During the month of June 2020, amidst the height of the strictest lockdowns in many countries, e-commerce sales grew 34 per cent year-on-year — the highest growth rate reported since March 2008.

Interestingly, many consumers were not turning to their trusted brands during this critical period. Many shoppers branched out to new retailers with the ‘support local’ movement growing in popularity as people rallied to ensure the survival of local merchants who were forced to close physical outlets during the pandemic

Disruptions in brand loyalty have created a wealth of opportunities for businesses big and small, pushing them to take their operations online and across borders. Facebook even launched its own shopping feature to enable growing businesses to sell to customers on its owned platforms like Instagram and WhatsApp.

According to PPRO’s own research, one of the most-common reasons for cart abandonment at the checkout is that a customers’ preferred payment method was not available.
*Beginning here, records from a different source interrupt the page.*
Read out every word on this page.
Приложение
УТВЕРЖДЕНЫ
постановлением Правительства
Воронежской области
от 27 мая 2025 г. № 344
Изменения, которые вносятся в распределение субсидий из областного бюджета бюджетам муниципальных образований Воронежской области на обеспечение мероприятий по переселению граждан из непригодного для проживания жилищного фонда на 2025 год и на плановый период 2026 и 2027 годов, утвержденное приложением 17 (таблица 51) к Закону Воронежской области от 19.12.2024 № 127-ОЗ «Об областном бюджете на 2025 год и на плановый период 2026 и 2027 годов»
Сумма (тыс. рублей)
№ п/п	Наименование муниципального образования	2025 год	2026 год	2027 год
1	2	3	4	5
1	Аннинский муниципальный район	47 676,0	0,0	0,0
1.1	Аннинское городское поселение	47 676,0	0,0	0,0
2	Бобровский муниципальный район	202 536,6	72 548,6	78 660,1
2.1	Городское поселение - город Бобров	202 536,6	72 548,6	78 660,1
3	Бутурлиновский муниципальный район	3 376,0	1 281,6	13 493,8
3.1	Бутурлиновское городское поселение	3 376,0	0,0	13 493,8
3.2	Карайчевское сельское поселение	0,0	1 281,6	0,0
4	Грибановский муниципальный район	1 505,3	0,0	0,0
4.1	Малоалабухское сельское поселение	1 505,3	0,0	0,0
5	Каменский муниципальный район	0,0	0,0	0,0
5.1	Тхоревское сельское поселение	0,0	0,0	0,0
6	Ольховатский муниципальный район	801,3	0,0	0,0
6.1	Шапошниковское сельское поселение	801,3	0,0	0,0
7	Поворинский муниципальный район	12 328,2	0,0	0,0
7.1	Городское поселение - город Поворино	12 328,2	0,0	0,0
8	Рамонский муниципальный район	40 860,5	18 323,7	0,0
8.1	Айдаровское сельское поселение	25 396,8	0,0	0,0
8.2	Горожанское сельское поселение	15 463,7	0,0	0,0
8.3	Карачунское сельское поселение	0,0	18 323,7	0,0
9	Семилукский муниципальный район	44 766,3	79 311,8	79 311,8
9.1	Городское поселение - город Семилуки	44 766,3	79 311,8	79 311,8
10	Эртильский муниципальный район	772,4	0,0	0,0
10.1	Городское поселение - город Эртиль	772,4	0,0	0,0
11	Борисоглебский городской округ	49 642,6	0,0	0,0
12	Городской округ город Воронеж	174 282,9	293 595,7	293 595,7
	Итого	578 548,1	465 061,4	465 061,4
In fact, recent research has revealed that the global average rate of cart abandonment is as high as 75.6 per cent — causing brands to lose up to US$18 million a year in revenue. We expect this demand to continue, putting pressure on retailers to expand current payment offerings.

Seamless payments have to meet stricter security standards

As digital payments head toward a global tipping point, the need for greater regulation and security will only continue to grow.
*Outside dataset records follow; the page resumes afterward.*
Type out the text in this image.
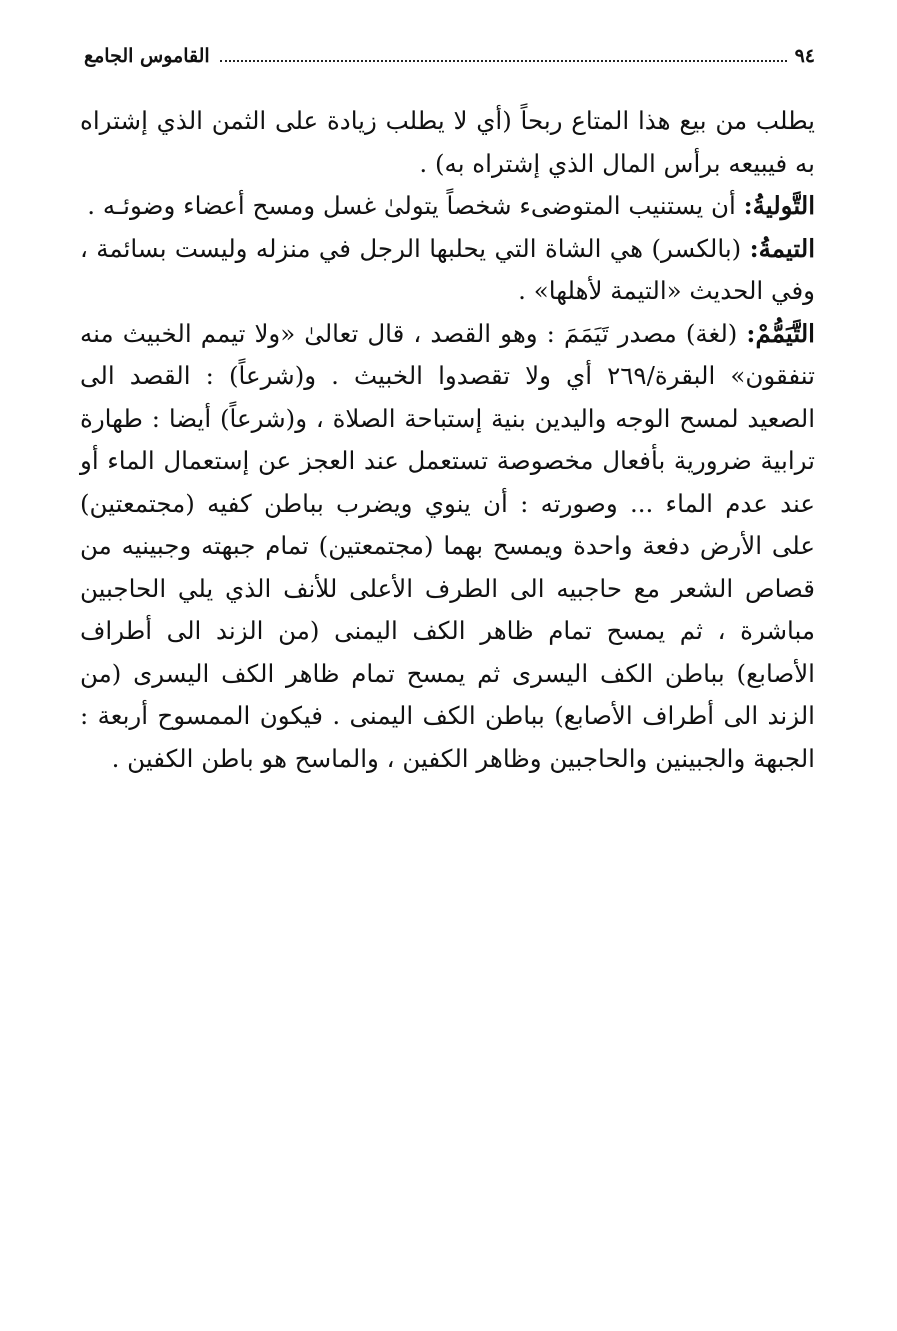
٩٤
القاموس الجامع

يطلب من بيع هذا المتاع ربحاً (أي لا يطلب زيادة على الثمن الذي إشتراه به فيبيعه برأس المال الذي إشتراه به) .

التَّوليةُ: أن يستنيب المتوضىء شخصاً يتولىٰ غسل ومسح أعضاء وضوئـه .

التيمةُ: (بالكسر) هي الشاة التي يحلبها الرجل في منزله وليست بسائمة ، وفي الحديث «التيمة لأهلها» .

التَّيَمُّمْ: (لغة) مصدر تَيَمَمَ : وهو القصد ، قال تعالىٰ «ولا تيمم الخبيث منه تنفقون» البقرة/٢٦٩ أي ولا تقصدوا الخبيث . و(شرعاً) : القصد الى الصعيد لمسح الوجه واليدين بنية إستباحة الصلاة ، و(شرعاً) أيضا : طهارة ترابية ضرورية بأفعال مخصوصة تستعمل عند العجز عن إستعمال الماء أو عند عدم الماء ... وصورته : أن ينوي ويضرب بباطن كفيه (مجتمعتين) على الأرض دفعة واحدة ويمسح بهما (مجتمعتين) تمام جبهته وجبينيه من قصاص الشعر مع حاجبيه الى الطرف الأعلى للأنف الذي يلي الحاجبين مباشرة ، ثم يمسح تمام ظاهر الكف اليمنى (من الزند الى أطراف الأصابع) بباطن الكف اليسرى ثم يمسح تمام ظاهر الكف اليسرى (من الزند الى أطراف الأصابع) بباطن الكف اليمنى . فيكون الممسوح أربعة : الجبهة والجبينين والحاجبين وظاهر الكفين ، والماسح هو باطن الكفين .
Globally, two-factor authentication is growing in popularity. In 2019, Australia released the Card-Not-Present (CNP) Fraud Mitigation Framework, requiring Strong Customer Authentication (SCA) when a merchant’s fraud rate is above the recommended rate for two consecutive quarters. India requires two-factor authentication for all domestic debit and credit card transactions over INR 2,000.

As we head into 2021, payment providers and merchants worldwide must collaborate to ensure they’re prepared to adapt digital shops to these new requirements, while also ensuring the payments process they offer is seamless for the customer.

Also read: Lessons from the buy-now-pay-later boom

2021 will be the year for action — ensuring customers are adequately protected in an increasingly cyber world.

Payments should prepare for hyper growth

More and more customers are now online, some for the first time, and they’re looking for products or services that suit their very specific needs and they don’t really mind where they find them.

While the pandemic has meant countries are less physically connected than ever, in the online sphere, all borders have been eliminated: a shopper will look across borders (they might not even realise they’re doing it) in search of better-quality products, more payment options, preferred brands and more.

For merchants, this is a huge opportunity and one that could enable them to reach untapped markets if they are able to offer the right mix of goods, user experience (UX), local payment methods and delivery options.

With over 500 significant local payment methods across the globe, every consumer will have different payment preferences. To be able to scale up and succeed in the new normal, merchants must work with payment service providers to activate as many payment methods as possible at the checkout page.

While 2021 might be another challenging year for the global economy and people as they struggle through further restrictions and lockdowns the future for local payment methods (and savvy retailers who offer them) will certainly be very bright.